El Santo Rosario arma poderosísima
Y
hay que creer que la misma Reina celestial añadió gran virtud a esta oración
fundada y propagada por el ínclito Patriarca Domingo, por inspiración e
impulso de la Señora, como bélico instrumento y muy poderoso para dominar a
los enemigos de la fe en un período muy contrario al nombre católico y muy
semejante a éste que estamos atravesando. Pues la secta de los herejes
Albigénses, ya clandestina, ya manifiesta, había invadido muchas regiones; la
infecta generación de los Maniqueos, cuyos crueles errores reproducía,
dirigía contra la Iglesia sus violencias y un odio extremado. Apenas podía ya
confiarse en el apoyo de los hombres contra tal perniciosa e insolente turba,
hasta que vino Dios con el auxilio oportuno, con la ayuda del Rosario de María.
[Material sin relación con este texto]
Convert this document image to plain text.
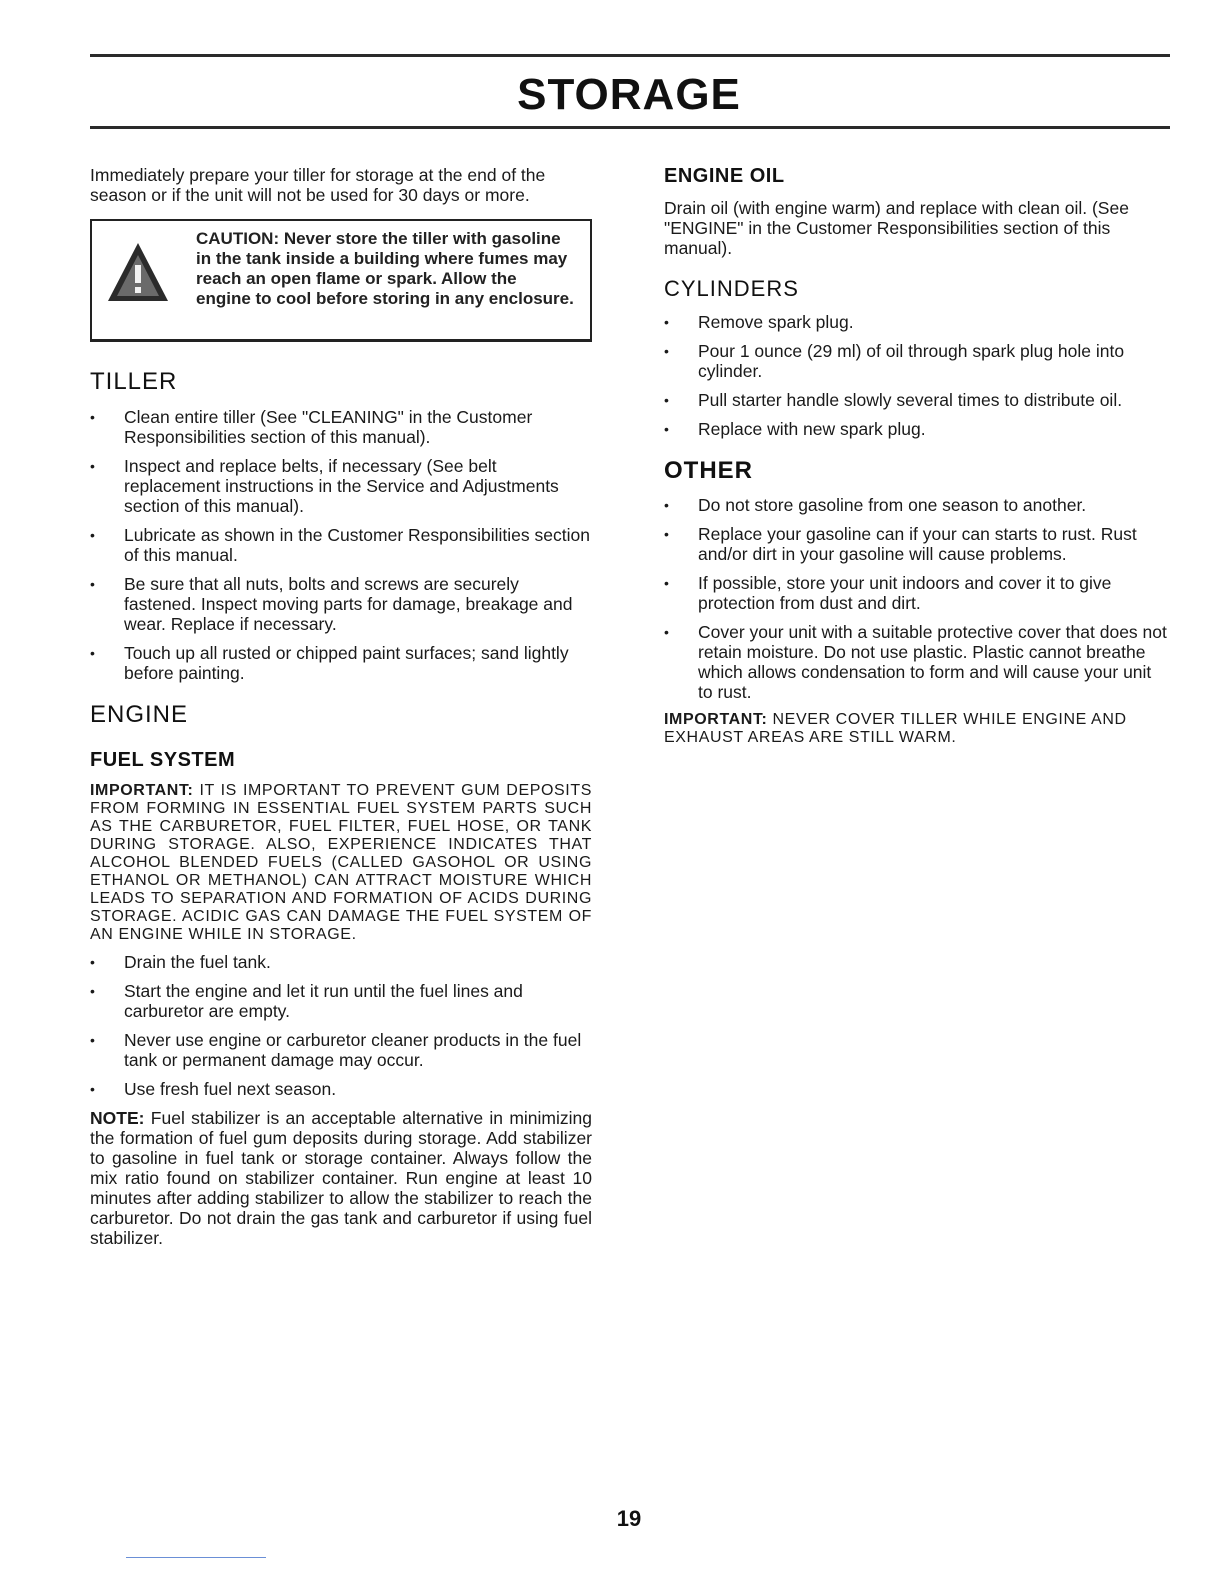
STORAGE

Immediately prepare your tiller for storage at the end of the season or if the unit will not be used for 30 days or more.

CAUTION: Never store the tiller with gasoline in the tank inside a building where fumes may reach an open flame or spark. Allow the engine to cool before storing in any enclosure.

TILLER
•	Clean entire tiller (See "CLEANING" in the Customer Responsibilities section of this manual).
•	Inspect and replace belts, if necessary (See belt replacement instructions in the Service and Adjustments section of this manual).
•	Lubricate as shown in the Customer Responsibilities section of this manual.
•	Be sure that all nuts, bolts and screws are securely fastened. Inspect moving parts for damage, breakage and wear. Replace if necessary.
•	Touch up all rusted or chipped paint surfaces; sand lightly before painting.
ENGINE
FUEL SYSTEM

IMPORTANT: IT IS IMPORTANT TO PREVENT GUM DEPOSITS FROM FORMING IN ESSENTIAL FUEL SYSTEM PARTS SUCH AS THE CARBURETOR, FUEL FILTER, FUEL HOSE, OR TANK DURING STORAGE. ALSO, EXPERIENCE INDICATES THAT ALCOHOL BLENDED FUELS (CALLED GASOHOL OR USING ETHANOL OR METHANOL) CAN ATTRACT MOISTURE WHICH LEADS TO SEPARATION AND FORMATION OF ACIDS DURING STORAGE. ACIDIC GAS CAN DAMAGE THE FUEL SYSTEM OF AN ENGINE WHILE IN STORAGE.

•	Drain the fuel tank.
•	Start the engine and let it run until the fuel lines and carburetor are empty.
•	Never use engine or carburetor cleaner products in the fuel tank or permanent damage may occur.
•	Use fresh fuel next season.

NOTE: Fuel stabilizer is an acceptable alternative in minimizing the formation of fuel gum deposits during storage. Add stabilizer to gasoline in fuel tank or storage container. Always follow the mix ratio found on stabilizer container. Run engine at least 10 minutes after adding stabilizer to allow the stabilizer to reach the carburetor. Do not drain the gas tank and carburetor if using fuel stabilizer.

ENGINE OIL

Drain oil (with engine warm) and replace with clean oil. (See "ENGINE" in the Customer Responsibilities section of this manual).

CYLINDERS
•	Remove spark plug.
•	Pour 1 ounce (29 ml) of oil through spark plug hole into cylinder.
•	Pull starter handle slowly several times to distribute oil.
•	Replace with new spark plug.
OTHER
•	Do not store gasoline from one season to another.
•	Replace your gasoline can if your can starts to rust. Rust and/or dirt in your gasoline will cause problems.
•	If possible, store your unit indoors and cover it to give protection from dust and dirt.
•	Cover your unit with a suitable protective cover that does not retain moisture. Do not use plastic. Plastic cannot breathe which allows condensation to form and will cause your unit to rust.

IMPORTANT: NEVER COVER TILLER WHILE ENGINE AND EXHAUST AREAS ARE STILL WARM.

19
De este modo, con el favor de la Virgen, vencedora gloriosa de todas las
herejías, las fuerzas de los impíos quedaron extenuadas y aniquiladas, y la fe
salva e incólume. La historia antigua, lo mismo que la moderna, conmemora con
clarísimos documentos, muchos hechos semejantes perpetrados en todas las
naciones y bien divulgados, ora sobre peligros ahuyentados, ora sobre beneficios
obtenidos. Hay que añadir también a esto el claro argumento de que, tan luego
fue instituida la oración del Rosario, la costumbre de recitarla fue adoptada y
frecuentada por todos los cristianos indistinta mente. Efectivamente, la
religión del pueblo cristiano honra con insignes títulos, y de varias maneras
por cierto, a la Madre de Dios, que aunque saluda con tantas y tan augustas
alabanzas, brilla una que aventaja a todas; siempre tuvo cariño singular a
este titulo del Rosario, a este modo de orar, en el que parece que está el
símbolo de la fe y el compendio del culto debido a la Señora; y con
preferencia lo ha practicado privada y públicamente en el hogar y en la
familia, instituyendo congregaciones, dedicando altares y cele brando
magníficas procesiones, juzgan do que es el mejor medio de celebrar sus
solemnidades sagradas o de merecer su patrocinio y sus gracias.
IX.
La práctica del Rosario.
Ni
hay que pasar en silencio aquello que en este asunto pone en claro cierta
providencia singular de Nuestra Señora. A saber: que cuando por larga duración
de tiempo el amor a la piedad se ha entibiado en algún pueblo y se ha vuelto
algún tanto remiso en esta misma costumbre de orar, se ha visto después con
admiración que, ya al sobrevenir un peligro formidable a las naciones, ya al
apremiar alguna necesidad, la práctica del Rosario, con preferencia a los
demás auxilios de la religión, ha sido renovado por los votos de todos y
restituida a su honroso lugar, y que, saludable, se ha extendido con nuevo
vigor. No hay necesidad de buscar ejemplos de ello en las edades pasadas,
teniendo a mano en la presente uno muy excelente. Porque en esta época en que,
como al principio advertimos, en tanto grado es amarga para la Iglesia, y
amarguísima para Nos que por disposición divina estamos dirigiendo su timón,
se puede mirar y admirar con qué valerosas y ardientes voluntades es
reverenciado y celebrado el Rosario de Maria en todos los lugares y pueblos
católicos; y como esto hay que atribuir lo rectamente a Dios, que modera y
dirige a los hombres, más bien que a la prudencia y ayuda de ningún hombre.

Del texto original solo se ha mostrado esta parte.